Через дверь, выходящую в сад, Зои вернулась в столовую, положила сигареты у тарелки Эдит и сразу ушла. Помимо сигарет, Сыдыка передала блюдо «косичек» с апельсиновой начинкой.
Эдит, словно назло матери, которая, едва закончились сорок дней траура, тут же раззанавесила окна и начала собирать, как и прежде, гостей, вот уже два года не снимала черное платье. Она вынула из кармана мундштук из слоновой кости, вставила в него сигарету, щелкнула отцовской зажигалкой и выпустила дым через миниатюрные ноздри.
– Почему бы тебе не курить американские сигареты вместо этого деревенского табака? – проворчала Джульетта. – На следующей неделе поедем вместе в Парадисо и купим там хорошие сигареты, раз уж ты пристрастилась к этой гадости. К тому же ты в Парадисо еще не была. Американцы такой замечательный городок построили, уму непостижимо!
– А эти американские сигареты из какого табака делаются, как по-вашему, татап?

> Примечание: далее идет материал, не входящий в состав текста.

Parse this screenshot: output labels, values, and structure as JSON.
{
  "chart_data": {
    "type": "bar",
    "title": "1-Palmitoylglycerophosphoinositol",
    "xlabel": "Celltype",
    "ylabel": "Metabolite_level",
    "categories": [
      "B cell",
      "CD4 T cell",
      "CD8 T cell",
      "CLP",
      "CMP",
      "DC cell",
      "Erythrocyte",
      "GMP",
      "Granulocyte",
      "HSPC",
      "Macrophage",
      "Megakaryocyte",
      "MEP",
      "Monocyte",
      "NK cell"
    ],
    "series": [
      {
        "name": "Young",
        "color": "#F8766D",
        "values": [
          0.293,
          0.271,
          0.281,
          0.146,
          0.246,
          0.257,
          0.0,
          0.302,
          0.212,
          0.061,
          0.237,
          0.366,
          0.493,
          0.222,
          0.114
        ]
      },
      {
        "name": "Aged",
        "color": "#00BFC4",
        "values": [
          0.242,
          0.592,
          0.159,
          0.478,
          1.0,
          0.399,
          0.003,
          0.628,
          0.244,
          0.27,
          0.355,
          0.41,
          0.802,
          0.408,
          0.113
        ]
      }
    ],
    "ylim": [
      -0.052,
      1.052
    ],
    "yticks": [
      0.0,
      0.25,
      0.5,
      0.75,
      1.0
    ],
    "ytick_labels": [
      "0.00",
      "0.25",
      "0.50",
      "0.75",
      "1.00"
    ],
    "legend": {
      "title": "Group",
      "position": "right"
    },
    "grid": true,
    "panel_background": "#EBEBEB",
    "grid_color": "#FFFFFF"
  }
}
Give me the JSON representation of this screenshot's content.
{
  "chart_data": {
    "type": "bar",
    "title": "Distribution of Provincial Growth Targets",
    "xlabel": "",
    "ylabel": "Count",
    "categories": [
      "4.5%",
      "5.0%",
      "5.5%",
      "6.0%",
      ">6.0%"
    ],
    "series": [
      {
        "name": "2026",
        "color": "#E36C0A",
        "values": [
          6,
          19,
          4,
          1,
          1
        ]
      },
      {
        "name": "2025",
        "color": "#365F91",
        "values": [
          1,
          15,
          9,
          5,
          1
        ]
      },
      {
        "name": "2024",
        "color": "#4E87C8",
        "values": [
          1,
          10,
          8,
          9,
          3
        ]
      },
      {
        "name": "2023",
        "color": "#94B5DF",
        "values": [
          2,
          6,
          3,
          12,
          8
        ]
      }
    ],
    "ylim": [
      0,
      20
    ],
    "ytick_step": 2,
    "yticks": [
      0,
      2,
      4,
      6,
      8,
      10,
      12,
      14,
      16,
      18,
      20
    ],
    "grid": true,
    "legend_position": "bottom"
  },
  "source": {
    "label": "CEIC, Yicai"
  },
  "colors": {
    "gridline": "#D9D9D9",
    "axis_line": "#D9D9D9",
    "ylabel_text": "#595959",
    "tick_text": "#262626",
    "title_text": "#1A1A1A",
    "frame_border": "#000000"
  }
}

Часто-часто моргая, Джульетта ударила ложечкой по яйцу. Она понятия не имела, как найти подход к этой непокорной девчонке. Устала уже. С самого детства старалась показать ей свою любовь, но Эдит вечно чего-то не хватало. Уж сколько платьев было куплено в Париже, сколько гребешков с алмазами… Вывозила ее, нарядную, на прогулки, заводила поесть торт в «Кафе Кости́», катала на фаэтоне по Кордону, без лишних слов покупала в магазинах на улице Френк любую игрушку, какая ей только понравится. Когда их старшая дочь возвратилась однажды на летние каникулы в Борнову и увидела в комнате Эдит сваленных в углу кукол с алыми щечками – у Анны таких никогда не было, – истерика сотрясала весь дом.
– Это нечестно! – кричала Анна. – У меня было всего две куклы, а третью я еле выпросила на Рождество. И таких красивых гребней у меня не было, вместо этого вы мне просто розовые ленточки повязывали. Не могу поверить, татап. Это все потому, что Эдит красивая, а я нет? Где же справедливость?!
Она была права. Джульетте ни разу в голову не пришло разодеть Анну и повезти ее на набережную есть торт. Анна была девочкой крупной, с широкой костью. А волосы – как у мыши. Когда ее в первый раз положили на руки Джульетте, та при виде красного лица, напоминавшего лица крестьян-бретонцев, при виде этого носа картошкой даже расплакалась. Повитуха Мелине, в то время совсем молодая, поняла ее слезы по-своему: ах, как трогательно – мать впервые взяла на руки первенца, – и оставила их одних. Но конечно, плакала Джульетта по совсем иной причине: мало того что она вышла замуж за уродливого мужчину, годившегося ей в отцы, так еще и ребенок оказался как две капли воды похож на него.